I’d like to propose a paired concept, the personales borealis, our own individual North that sets our course. I think that all of us have some magnetic pole that draws us perpetually toward our own home. We already have words for that, of course: obsession, or mania, or idée fixe, or mission, or passion. But I think none of those quite hit their mark, because they feel like either decisions or afflictions. I’d like to use personales borealis to designate something more neutral, more basic: our own individual polarization that pulls us perpetually in a single direction, toward the destination we never reach.
The axis mundi is settled and stable. The personales borealis makes us move.
The axis mundi is a point of reassurance. The personales borealis is the question perpetually unanswered.
The most identifying mantra for the axis mundi is Ram Dass’ simple be here now. But I think the best expression of the personales borealis comes from Martha Graham, who said to one of her friends, the choreographer Agnes de Mille, “No artist is pleased… There is only a queer divine dissatisfaction, a blessed unrest that keeps us marching and makes us more alive than the others.”
Although too much of what we call education is intended to instill our own borealis into other minds, it’ll never take. The one we’re born with can never be supplanted by one that’s grafted on. At best, the artifice will be rejected. At worst, and far too often, the imposed purpose is loud enough that it muffles the authentic one, and we spend too many years not being able to hear our true call.
This is the 200th of these little essays since I started this website in February 2019, a full book’s worth of writing that will never be a book. It’ll never be anything—except what it is, a chance two or three times a week to think about whatever comes to mind. Some people pursue their personales borealis through their hands, drawn forward into paper, or yarn, or a fine restaurant meal. Some people pursue their personales borealis through music, or through dance, or through athletic endeavor. Mine seems to draw me through language, through writing and erasing and writing again, drawing closer but never quite reaching.

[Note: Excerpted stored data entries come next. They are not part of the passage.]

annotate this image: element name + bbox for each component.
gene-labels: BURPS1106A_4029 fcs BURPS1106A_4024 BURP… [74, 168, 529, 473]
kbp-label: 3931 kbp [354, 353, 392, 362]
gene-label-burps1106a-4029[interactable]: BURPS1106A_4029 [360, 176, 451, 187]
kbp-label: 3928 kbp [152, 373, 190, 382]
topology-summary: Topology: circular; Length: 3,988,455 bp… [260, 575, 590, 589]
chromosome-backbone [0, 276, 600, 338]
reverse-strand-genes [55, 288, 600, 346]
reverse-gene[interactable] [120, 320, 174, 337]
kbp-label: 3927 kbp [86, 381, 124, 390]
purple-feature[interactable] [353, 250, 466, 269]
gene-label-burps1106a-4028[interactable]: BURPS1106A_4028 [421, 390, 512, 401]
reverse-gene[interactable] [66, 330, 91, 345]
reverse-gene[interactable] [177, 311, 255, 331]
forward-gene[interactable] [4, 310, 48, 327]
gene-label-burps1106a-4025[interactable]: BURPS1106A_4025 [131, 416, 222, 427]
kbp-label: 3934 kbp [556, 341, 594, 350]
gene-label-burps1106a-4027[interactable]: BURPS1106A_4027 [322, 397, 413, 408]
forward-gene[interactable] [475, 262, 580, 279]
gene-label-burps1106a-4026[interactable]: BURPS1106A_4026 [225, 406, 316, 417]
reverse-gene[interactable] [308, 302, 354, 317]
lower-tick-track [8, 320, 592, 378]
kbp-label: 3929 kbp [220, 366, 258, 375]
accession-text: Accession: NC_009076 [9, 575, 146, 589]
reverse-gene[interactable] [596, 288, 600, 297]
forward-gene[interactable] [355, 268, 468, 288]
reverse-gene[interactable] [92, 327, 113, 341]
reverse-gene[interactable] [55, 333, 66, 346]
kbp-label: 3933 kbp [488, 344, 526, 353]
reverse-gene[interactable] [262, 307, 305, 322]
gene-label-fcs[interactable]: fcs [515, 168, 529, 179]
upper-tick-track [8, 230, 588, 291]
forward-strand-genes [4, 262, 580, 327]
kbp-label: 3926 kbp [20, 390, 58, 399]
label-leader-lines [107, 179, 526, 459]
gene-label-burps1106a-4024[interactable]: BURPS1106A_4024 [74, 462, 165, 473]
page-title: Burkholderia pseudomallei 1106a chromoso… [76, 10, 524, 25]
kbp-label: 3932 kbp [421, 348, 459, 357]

I hope that you give yourself some time today to sit with that question, to identify the magnetic charge of your own borealis. Let’s leave Martha Graham with today’s last word:
There is a vitality, a life force, an energy, a quickening that is translated through you into action, and because there is only one of you in all of time, this expression is unique. And if you block it, it will never exist through any other medium and it will be lost. The world will not have it. It is not your business to determine how good it is nor how valuable nor how it compares with other expressions. It is your business to keep it yours clearly and directly, to keep the channel open. You do not even have to believe in yourself or your work. You have to keep yourself open and aware to the urges that motivate you. Keep the channel open.